The politicians who exposed PwC’s leak of government secrets have claimed the scandal is not isolated to Australia, citing emails that reveal global partners knew they received confidential material and provided assistance.
Confirmation that PwC Australia partners shared confidential details about multinational tax plans triggered an internal investigation, released on Wednesday, which exposed a culture where “revenue is king” and profit is sometimes prioritised above ethics.
The firm also disclosed additional confidentiality breaches, including the sharing of consultations about digital currencies, the “black economy”, information from an international tax treaties panel and a draft OECD report into profit shifting.

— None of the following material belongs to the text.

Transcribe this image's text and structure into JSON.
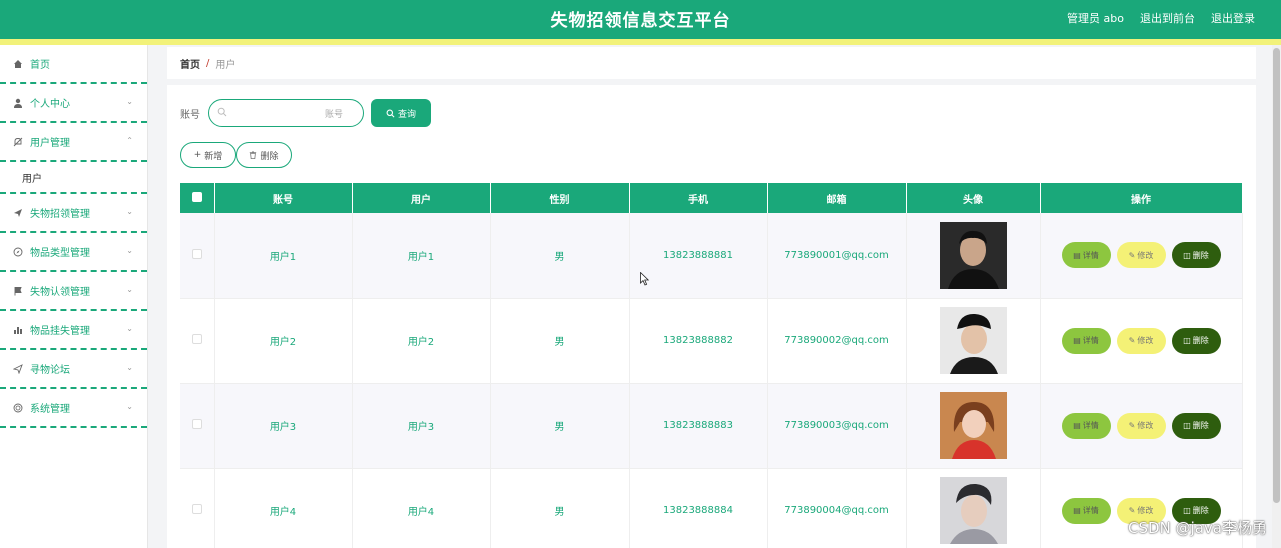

In response, PwC’s global executive said there was no evidence that confidential information was used by partners outside Australia for commercial gain. That claim is based on a report by the law firm Linklaters, which has not been publicly released.
“With respect to those PwC people who did receive confidential information from PwC Australia, most did not know the information was confidential,” a statement uploaded to the global PwC website claimed. “However, the review found that six individuals should have raised questions as to whether the information was confidential.”
PwC’s global chair, Bob Moritz, said “the situation that arose in PwC Australia is a reminder to the PwC network that maintaining a culture of quality and integrity is a continuous process that requires focus, effort and dedication”.
Labor senator Deborah O’Neill, who is part of the Senate inquiry that exposed the scale of the scandal, was not satisfied by the global division’s assurance and questioned how thoroughly the firm had investigated its international involvement.
“The claim that international PwC partners and firms are devoid of responsibility or misconduct is not based on the determination of any genuinely independent investigative body or process,” O’Neill told Guardian Australia.
One 2016 email updating Australian partners on how Treasury information was being used to secure work from “brand-defining” US companies, known as “the North American Project”, said the team had worked with “other PwC network firms extensively (notably PwC US, PwC Singapore, and PwC Netherlands)”.
A 2014 email shows staff with accounts based in the Asia Pacific, US, Europe and the Middle East discussed a confidential draft report by the OECD. The sender wrote “this draft was provided to me on a strictly confidential basis”.
Another 2014 email sent to international colleagues said: “Recently I forwarded you an early confidential draft of the OECD BEPS [Base Erosion and Profit Shifting] project on mandatory disclosure reporting … we will need comments quickly please”.
One UK-based PwC staffer described the report as “troubling” and something that “will need to be watched closely” before providing his comments and feedback.
Greens senator Barbara Pocock, who has also led the Senate inquiry, claimed PwC’s global executive was “clearly worried about damage to their brand and are desperately trying to lay the blame squarely at the door of PwC Australia”.
“The assertion that none of the international operatives who received and used the confidential information from the tax office have any culpability in this matter is a snow job,” Pocock said, using a term that refers to a deception.
“I’ve read the emails. It’s unmistakably clear that this material was not meant to be shared, yet here we have PwC’s global chair telling us there were just six people who didn’t actually know it was confidential but should have asked.”
James Guthrie, an emeritus accounting professor at Macquarie University in Sydney, also disputed claims the scandal was contained to Australia and called for more transparency.
“There is no public disclosure on how Linklaters formed a view in their review that found no evidence that any PwC personnel outside Australia used confidential information from PwC Australia for commercial gain,” Guthrie said.
“The disclosed emails suggested PwC was using the confidential advice as part of a plan to market its services to large multinational corporations that would be subject to Australia’s new tax avoidance laws, particularly US tech companies.”
Guthrie referred to PwC Australia’s admission it did not launch a rigorous internal investigation once it was told by Australia’s tax agent regulator in 2021 that it was investigating potential breaches of confidentiality.
“PwC Australian partnership did not report within its statutory 30-day deadline to self-declare reportable events to the US Public Company Accounting Oversight Board, which is a private, not-for-profit corporation that can conduct investigations and disciplinary proceedings into the big four,” Guthrie said.